The second lesson is about the job losses themselves. For workers in Michigan, Ohio and Maryland, this will be a tough season. As for most of us, a period of unemployment is part of life’s vicissitudes. It is tough, but hardly akin to family illnesses, military deployments or failed relationships. The lasting harm comes not from losing a job, but in not having the ability to learn a new job. Here state policies on education and training play a big role, for both good and ill.
Indiana’s human capital policies increasingly emphasize preparing workers for a job. Whether it is in universities, community colleges or high schools, the emphasis on career readiness has never been stronger. I have long been sympathetic to that approach. Labor of all types is noble, and we cannot too often tell that to young people. Nevertheless, I increasingly believe we have gone too far, and now risk doing more harm than good to the long-term employability of Hoosiers. Here’s why.
Young people now in school must expect to work to age 70. Quite naturally, that should mean more time spent developing human capital, part of which should be in formal schooling. Over the past quarter century, the United States has not created one single net new job for people who have not been to college. It seems natural that a bit stronger focus on college preparatory might be wise for most Hoosier kids. Instead, we are shifting our focus towards more career preparation. This necessarily means turning our attention away from traditional academic coursework. This has two very troubling costs.
The first of these is to rob from many students the aspirational goals of higher education. This will disproportionately affect poorer children, who have no family experience with college. Second, it will shift the focus of traditional school away from fundamental learning and towards more vocational instruction. Both of these policies may be well meaning, but both will unduly harm the very children they are designed to help.
The deep, dark secret of post-secondary training is that success is mostly a matter of mastering middle school skills. The mastery of pre-algebra, basic experimental physical sciences, the ability to read and write at a sixth- or seventh-grade level is sufficient for nearly all the coursework in the trades, at our state’s community colleges and at programs supported by the Indiana Department of Workforce Development.
Workers who cannot master these skills and retain them through adulthood are unlikely to succeed in a postsecondary education of any type. Yet, the career focus of Indiana’s K-12 and workforce development system is moving resources away from the very classrooms that provide that knowledge.

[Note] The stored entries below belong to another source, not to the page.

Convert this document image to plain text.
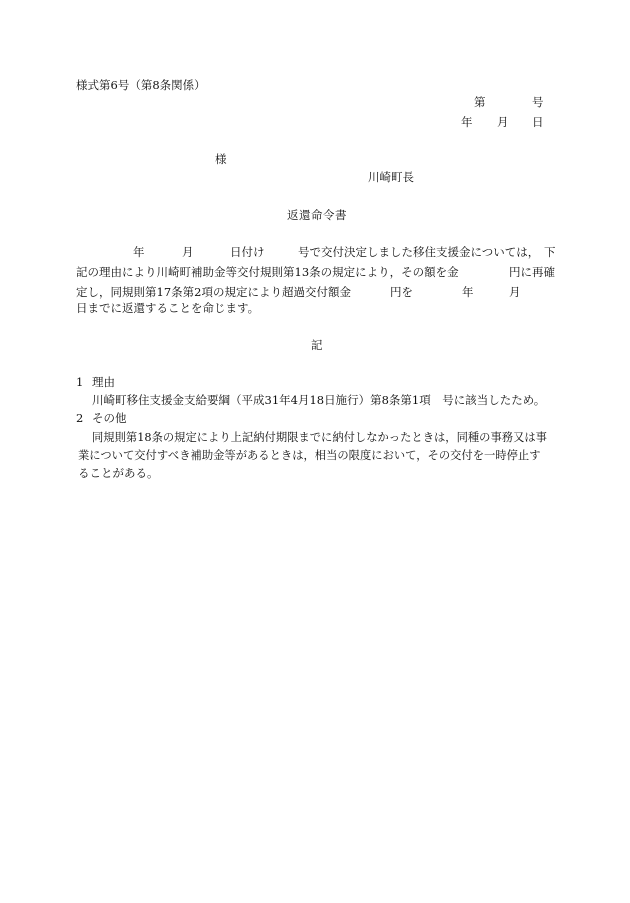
様式第6号（第8条関係）
第	号
年 月 日
様
川崎町長
返還命令書
年	月	日付け	号で交付決定しました移住支援金については， 下
記の理由により川崎町補助金等交付規則第13条の規定により，その額を金	円に再確
定し，同規則第17条第2項の規定により超過交付額金	円を	年	月
日までに返還することを命じます。
記
1 理由
川崎町移住支援金支給要綱（平成31年4月18日施行）第8条第1項　号に該当したため。
2 その他
同規則第18条の規定により上記納付期限までに納付しなかったときは，同種の事務又は事
業について交付すべき補助金等があるときは，相当の限度において，その交付を一時停止す
ることがある。
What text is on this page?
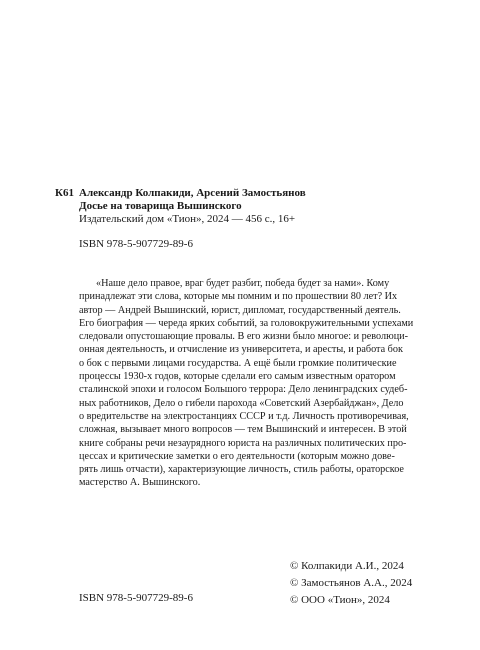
К61 Александр Колпакиди, Арсений Замостьянов
Досье на товарища Вышинского
Издательский дом «Тион», 2024 — 456 с., 16+
ISBN 978-5-907729-89-6
«Наше дело правое, враг будет разбит, победа будет за нами». Кому
принадлежат эти слова, которые мы помним и по прошествии 80 лет? Их
автор — Андрей Вышинский, юрист, дипломат, государственный деятель.
Его биография — череда ярких событий, за головокружительными успехами
следовали опустошающие провалы. В его жизни было многое: и революци-
онная деятельность, и отчисление из университета, и аресты, и работа бок
о бок с первыми лицами государства. А ещё были громкие политические
процессы 1930-х годов, которые сделали его самым известным оратором
сталинской эпохи и голосом Большого террора: Дело ленинградских судеб-
ных работников, Дело о гибели парохода «Советский Азербайджан», Дело
о вредительстве на электростанциях СССР и т.д. Личность противоречивая,
сложная, вызывает много вопросов — тем Вышинский и интересен. В этой
книге собраны речи незаурядного юриста на различных политических про-
цессах и критические заметки о его деятельности (которым можно дове-
рять лишь отчасти), характеризующие личность, стиль работы, ораторское
мастерство А. Вышинского.
© Колпакиди А.И., 2024
© Замостьянов А.А., 2024
© ООО «Тион», 2024
ISBN 978-5-907729-89-6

The workers laid off from GM’s plants likely have few transferable skills. Even fewer are ready for the highly automated factories that will become the norm over the next two decades. More troubling still, recent history suggests that a large share of these workers are unlikely to be successfully retrained simply because they are not ready for modern post-secondary training. These are vulnerable workers clustered in vulnerable communities, and there are dozens of these communities across our state.
Job losses, especially among the least educated workers, will always be a public policy issue. The most important skill we can give anyone is the ability to learn and relearn new skills over a long lifetime. The best and least costly place to do this is in elementary, middle and high schools. It is shortsighted to shift resources away from this central task of public education, which should be attracting more resources of time and money, not fewer. It’s time to get back to basics.